Dark Romance: Resposta à Folha de São Paulo

Mesmo o jornalismo de qualidade não está isento de erros. Esse texto é uma resposta à atribuição de fala equivocada a mim em reportagem sobre Dark Romance, da Folha de São Paulo. Aqui retifico os equívocos da reportagem, colaborando com o propósito da Folha de bem informar seus leitores.

Dark romance é um gênero literário com enredos violentos, muitas vezes incluindo violência sexual. Raptos, sequestros, estupros e casamentos forçados podem fazer parte da trama. Porém, curiosamente, não é incomum que mulheres se interessem por ele. Mas o que pode estar acontecendo, já que elas são as maiores vítimas das violências nesses livros?

Ficção está num registro semelhante ao do jogo

Histórias e mitos comumente servem para canalizar tendências da nossa psique, oferendo a elas meios de expressão. De maneira similar a práticas BDSM — jogos eróticos nos quais se pode viver o papel de um dominador ou dominado — esse tipo de romance oferece personagens em situações extremas nos quais podemos projetar e dar expressão à partes da nossa personalidade que não encontram canais de outra forma. Nesse sentido, essas histórias violentas podem ter uma função compensatória na psique.

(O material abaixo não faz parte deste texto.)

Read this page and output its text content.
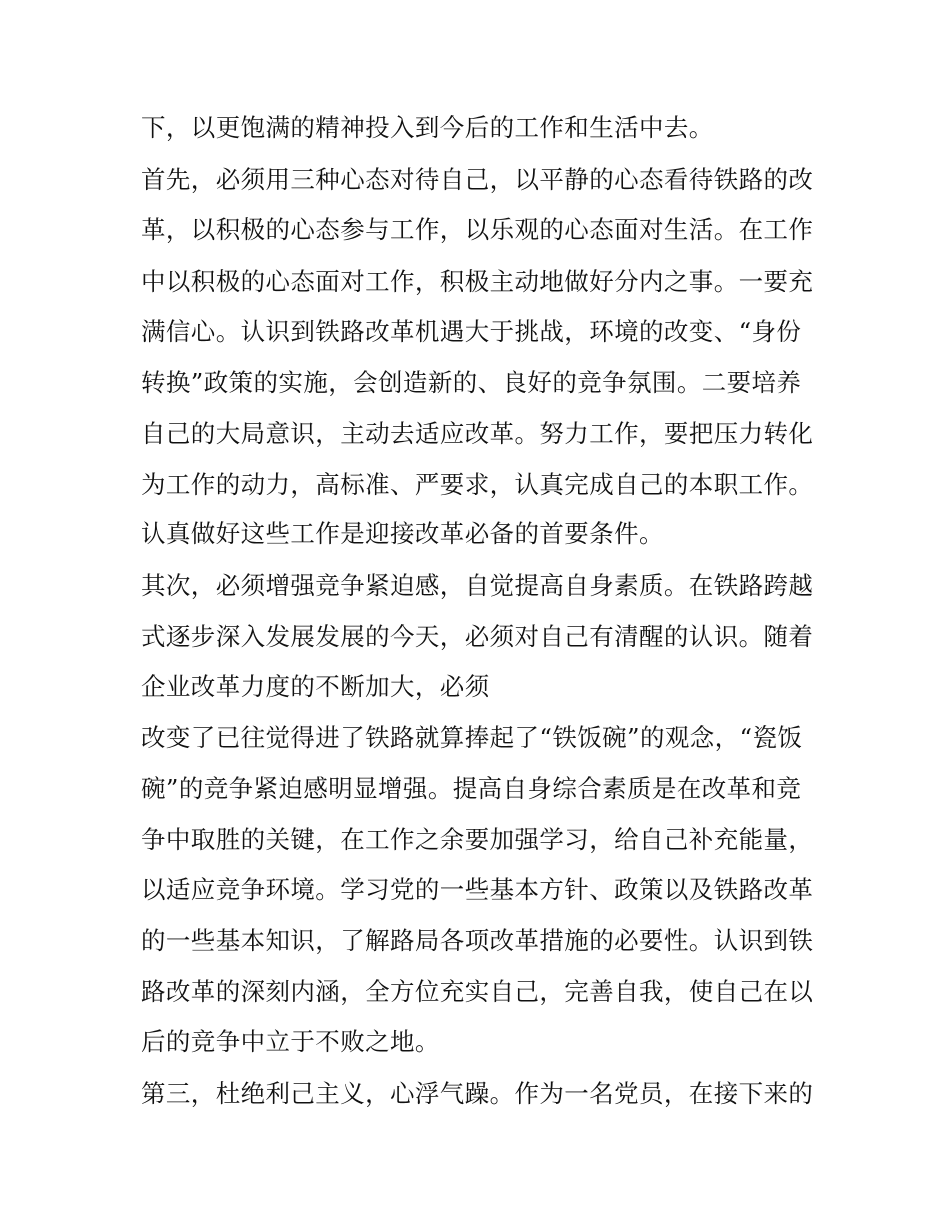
下，以更饱满的精神投入到今后的工作和生活中去。
首先，必须用三种心态对待自己，以平静的心态看待铁路的改
革，以积极的心态参与工作，以乐观的心态面对生活。在工作
中以积极的心态面对工作，积极主动地做好分内之事。一要充
满信心。认识到铁路改革机遇大于挑战，环境的改变、“身份
转换”政策的实施，会创造新的、良好的竞争氛围。二要培养
自己的大局意识，主动去适应改革。努力工作，要把压力转化
为工作的动力，高标准、严要求，认真完成自己的本职工作。
认真做好这些工作是迎接改革必备的首要条件。
其次，必须增强竞争紧迫感，自觉提高自身素质。在铁路跨越
式逐步深入发展发展的今天，必须对自己有清醒的认识。随着
企业改革力度的不断加大，必须
改变了已往觉得进了铁路就算捧起了“铁饭碗”的观念，“瓷饭
碗”的竞争紧迫感明显增强。提高自身综合素质是在改革和竞
争中取胜的关键，在工作之余要加强学习，给自己补充能量，
以适应竞争环境。学习党的一些基本方针、政策以及铁路改革
的一些基本知识，了解路局各项改革措施的必要性。认识到铁
路改革的深刻内涵，全方位充实自己，完善自我，使自己在以
后的竞争中立于不败之地。
第三，杜绝利己主义，心浮气躁。作为一名党员，在接下来的
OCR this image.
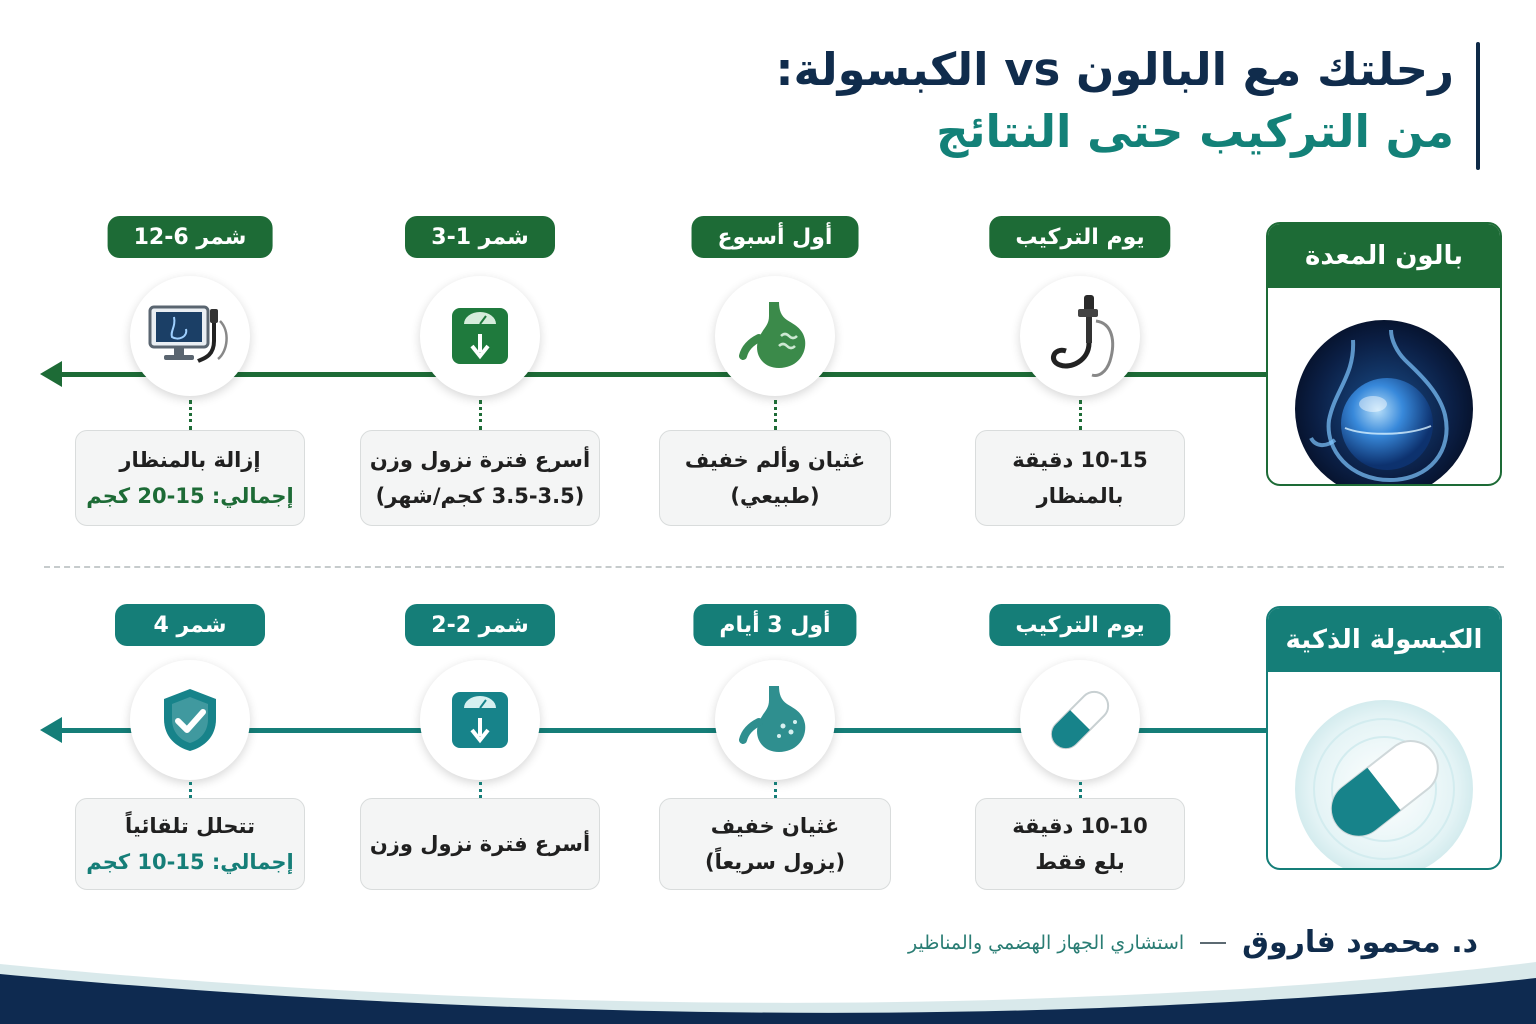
رحلتك مع البالون vs الكبسولة:
من التركيب حتى النتائج
بالون المعدة
يوم التركيب
10-15 دقيقة
بالمنظار
أول أسبوع
غثيان وألم خفيف
(طبيعي)
شمر 1-3
أسرع فترة نزول وزن
(3.5-3.5 كجم/شهر)
شمر 6-12
إزالة بالمنظار
إجمالي: 15-20 كجم
الكبسولة الذكية
يوم التركيب
10-10 دقيقة
بلع فقط
أول 3 أيام
غثيان خفيف
(يزول سريعاً)
شمر 2-2
أسرع فترة نزول وزن
شمر 4
تتحلل تلقائياً
إجمالي: 15-10 كجم
د. محمود فاروق
استشاري الجهاز الهضمي والمناظير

Mulheres não desejam ser violentadas por desconhecidos

É uma análise superficial e que colabora para a cultura do estupro imaginar que o apreço por esse tipo de romance pode ter relação com a mulher desejar ser violentada brutalmente por um desconhecido como forma de escapar de casamento monótono

A leitora que se excita lendo o livro pode nem gostar de imaginar-se numa cena de estupro. Esse tipo de leitora pode, na verdade, estar encontrando no enredo do livro ressonância para alguns aspectos de quem ela é sexualmente. Já o leitor que se incomoda com a própria excitação diante da trama pode estar experimentando um momento de excitação sexual incoerente, que é quando nos excitamos com algo que consideramos inadequado ou contrário ao nosso gosto.

Mulheres discernem entre fantasia e realidade

A leitora dessas histórias, salvo tenha uma vulnerabilidade psicológica ou transtorno que afete sua capacidade de avaliar a realidade, tem consciência de que uma relação assim não funcionaria na prática. A mulher que se encanta com o personagem masculino desconhecido e sexualmente agressivo pode estar, em realidade, encantada com a sensação de ser intensamente desejada por um homem que se perde no que sente por ela. Encantada por aspectos da sexualidade em que o desejo escapa às normas sociais, não com o personagem em si.

A cena fictícia de violência sexual ou rapto pode, para alguns, ser um veículo para essas sensações. A história permite isso por estar no registro de fantasia, possibilitando uma identificação inconsciente com os personagens.